3/15/15

10:08AM

it’s so hard to talk to my sister because she always turns against me. If I discuss Raphael with her, I’m the one that’s always in the wrong. I’m not saying he should hate him or always blame him. I just feel like if I feel a certain way about him and how he acts, then she should be on my side. I feel like she doesn’t get me. I feel like my thoughts and actions are constantly being scrutinized by her. She just never sees things from my point of view. There’s no way she can understand where I’m coming from if she doesn’t even try to look at the situation from my perspective. I’m trying to let my sister in. I’m trying to build a bond with her that’s more than her being my savior. Every time I take a step forward, I feel like our talks lead to me taking three leaps back. I just want to be able to tell her everything. I just want a close sisterly bond. If I feel super depressed and have an urge to cut, I want to be able to call her. She’s there for me financially, but not mentally or emotionally. Or maybe she’s right. I’m just “hard to talk to.” I never thought I was, but now that’s going to resonate in my head all day. I’m going to ask everyone I encounter. It just annoys me though that the fact that he is so closed off and disconnected is because I’m hard to talk to. I don’t understand the logic behind that. I’m not sure what makes my sister believe that could actually be the case. Sometimes I wonder why Raphael liked me. Sometimes I think it was just pure attraction. In his eyes, he thought I was so pretty. Even more beautiful when I wore no make up. He viewed me as pure and sacred. I think he just thought I was what he needed in life after his last relationship. Or maybe it’s my insecurities that make me wonder, because I can’t believe that someone would actually like me.

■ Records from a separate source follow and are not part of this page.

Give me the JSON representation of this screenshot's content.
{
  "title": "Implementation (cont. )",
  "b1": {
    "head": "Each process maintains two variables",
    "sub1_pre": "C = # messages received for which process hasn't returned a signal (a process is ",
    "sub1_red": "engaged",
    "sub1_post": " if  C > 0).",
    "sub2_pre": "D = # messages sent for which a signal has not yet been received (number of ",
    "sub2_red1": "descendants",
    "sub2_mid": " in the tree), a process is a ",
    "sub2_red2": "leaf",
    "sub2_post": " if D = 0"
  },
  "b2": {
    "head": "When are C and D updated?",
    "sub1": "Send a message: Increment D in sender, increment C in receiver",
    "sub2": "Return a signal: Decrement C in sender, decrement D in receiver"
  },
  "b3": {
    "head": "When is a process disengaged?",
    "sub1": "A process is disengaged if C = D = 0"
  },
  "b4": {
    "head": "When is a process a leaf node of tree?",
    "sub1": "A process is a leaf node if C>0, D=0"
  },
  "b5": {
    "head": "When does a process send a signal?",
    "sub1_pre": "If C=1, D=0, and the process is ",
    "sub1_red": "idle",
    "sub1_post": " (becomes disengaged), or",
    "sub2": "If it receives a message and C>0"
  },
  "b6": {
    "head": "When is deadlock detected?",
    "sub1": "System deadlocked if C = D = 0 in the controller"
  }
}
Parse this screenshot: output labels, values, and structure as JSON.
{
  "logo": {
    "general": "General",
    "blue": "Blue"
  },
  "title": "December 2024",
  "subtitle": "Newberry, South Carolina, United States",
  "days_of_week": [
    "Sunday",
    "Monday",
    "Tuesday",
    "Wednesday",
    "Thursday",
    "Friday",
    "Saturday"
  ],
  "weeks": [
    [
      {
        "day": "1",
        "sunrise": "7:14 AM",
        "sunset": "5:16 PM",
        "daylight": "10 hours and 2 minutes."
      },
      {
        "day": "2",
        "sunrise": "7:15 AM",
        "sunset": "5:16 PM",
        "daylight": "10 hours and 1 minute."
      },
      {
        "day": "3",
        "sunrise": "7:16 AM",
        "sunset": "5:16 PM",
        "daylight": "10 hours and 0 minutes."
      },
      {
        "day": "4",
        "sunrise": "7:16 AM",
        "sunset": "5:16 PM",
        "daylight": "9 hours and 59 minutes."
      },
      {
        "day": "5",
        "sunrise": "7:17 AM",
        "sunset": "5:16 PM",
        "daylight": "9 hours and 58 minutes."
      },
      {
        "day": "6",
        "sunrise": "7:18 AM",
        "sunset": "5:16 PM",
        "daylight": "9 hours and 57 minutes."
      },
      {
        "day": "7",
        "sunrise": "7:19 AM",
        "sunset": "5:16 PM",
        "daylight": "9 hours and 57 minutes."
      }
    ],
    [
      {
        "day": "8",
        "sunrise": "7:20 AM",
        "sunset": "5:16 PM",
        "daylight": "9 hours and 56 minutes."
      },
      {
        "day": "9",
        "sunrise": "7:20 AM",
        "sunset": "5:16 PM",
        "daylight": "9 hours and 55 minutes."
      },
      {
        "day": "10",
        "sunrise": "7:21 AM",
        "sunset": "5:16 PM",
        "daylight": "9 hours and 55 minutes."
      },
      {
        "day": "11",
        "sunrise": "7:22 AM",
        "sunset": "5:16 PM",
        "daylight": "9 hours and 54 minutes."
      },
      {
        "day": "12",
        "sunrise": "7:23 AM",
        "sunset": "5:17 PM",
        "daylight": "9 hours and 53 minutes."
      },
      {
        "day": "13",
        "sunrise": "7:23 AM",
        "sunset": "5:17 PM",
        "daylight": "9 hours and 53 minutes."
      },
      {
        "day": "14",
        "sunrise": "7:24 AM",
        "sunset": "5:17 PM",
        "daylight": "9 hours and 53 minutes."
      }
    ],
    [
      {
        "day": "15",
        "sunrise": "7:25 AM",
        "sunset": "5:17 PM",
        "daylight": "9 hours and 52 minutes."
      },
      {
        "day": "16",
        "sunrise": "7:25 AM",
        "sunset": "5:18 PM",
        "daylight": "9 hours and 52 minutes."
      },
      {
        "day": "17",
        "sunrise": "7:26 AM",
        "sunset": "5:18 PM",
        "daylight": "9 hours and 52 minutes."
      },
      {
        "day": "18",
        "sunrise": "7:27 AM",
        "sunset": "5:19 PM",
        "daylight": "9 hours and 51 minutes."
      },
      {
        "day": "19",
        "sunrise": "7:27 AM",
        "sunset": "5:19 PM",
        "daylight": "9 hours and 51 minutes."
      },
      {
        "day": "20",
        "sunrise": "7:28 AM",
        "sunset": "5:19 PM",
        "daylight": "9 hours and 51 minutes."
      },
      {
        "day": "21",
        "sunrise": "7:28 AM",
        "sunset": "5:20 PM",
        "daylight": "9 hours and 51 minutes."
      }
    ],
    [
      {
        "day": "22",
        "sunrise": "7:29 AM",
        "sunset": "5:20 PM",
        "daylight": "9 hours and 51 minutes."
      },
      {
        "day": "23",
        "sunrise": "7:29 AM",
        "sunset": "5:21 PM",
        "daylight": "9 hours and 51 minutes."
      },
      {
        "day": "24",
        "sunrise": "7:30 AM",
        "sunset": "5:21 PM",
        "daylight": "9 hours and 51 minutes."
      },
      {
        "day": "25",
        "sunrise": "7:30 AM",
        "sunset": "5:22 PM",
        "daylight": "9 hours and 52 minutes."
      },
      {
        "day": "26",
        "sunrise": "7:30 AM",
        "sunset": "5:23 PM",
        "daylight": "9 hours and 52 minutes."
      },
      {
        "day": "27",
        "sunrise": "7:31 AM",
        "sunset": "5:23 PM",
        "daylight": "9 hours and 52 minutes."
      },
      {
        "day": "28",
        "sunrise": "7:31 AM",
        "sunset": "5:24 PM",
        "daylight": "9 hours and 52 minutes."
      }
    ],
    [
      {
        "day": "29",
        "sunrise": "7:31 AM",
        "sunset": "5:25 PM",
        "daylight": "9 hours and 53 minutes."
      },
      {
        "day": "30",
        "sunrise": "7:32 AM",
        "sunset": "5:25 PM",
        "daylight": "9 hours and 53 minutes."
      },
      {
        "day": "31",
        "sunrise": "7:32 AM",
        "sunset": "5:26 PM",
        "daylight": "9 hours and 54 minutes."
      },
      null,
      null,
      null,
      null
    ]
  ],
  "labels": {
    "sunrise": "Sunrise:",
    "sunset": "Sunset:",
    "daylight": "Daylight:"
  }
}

Isn’t it amazing how there is only so many words in the human language, yet those words can tell thousands of stories. I wonder what the first word ever spoken was. I wonder who thought of the meaning behind each word. Who determined what a proper sentence was? Who brought punctuation into language and decided what was right or wrong? Is there any history that revolves around the words we use? Was there anyone back then that made note of it? 
I’m on my meal break. I forced myself to eat pizza. I actually read a few chapters of my book, but I just had the urge to type. I went on a mannequin frenzy and redressed all the mannequins. I love styling. I enjoy putting random pieces together and make magic. I really love when I do something bold. Ever since I was 6, I designed clothes. When I was little, I started out designing ball gowns. I finally moved to all kinds of clothing as I aged. I started taking Freckles advice and taking pictures of all the mannequins I dress. It’ll be nice if I need a portfolio one day. Who knows where life will take me? 
I seriously wouldn’t mind being a stylist during the day and a forensic scientist at night. That would be the perfect life; to do both things I’m passionate about. 
My nails have gotten so long. I just need my hair to grow as quickly. 
I think a lot of people can’t handle my honesty. I don’t feel bad for anything I say. I’m tired of denying things. 
Sometimes I wish I could turn my mind off. I wonder so much. I just want to know everything. I want answers. What am I searching for exactly? Because at the end of the day, it’s as though no answer satisfies me. It just sparks my interest more to get to the underlying cause. I’m a very hard person to please. I think I do make it hard for some people to be in my life. I just hold some people to higher standards and I guess I just need them to step up to the plate? That’s not so good on my part though. I just want to bring out people’s inner self. I just want to experience situations through them. I want their thoughts to be so elegantly expressed that it’s as though I am thinking them. I want to understand.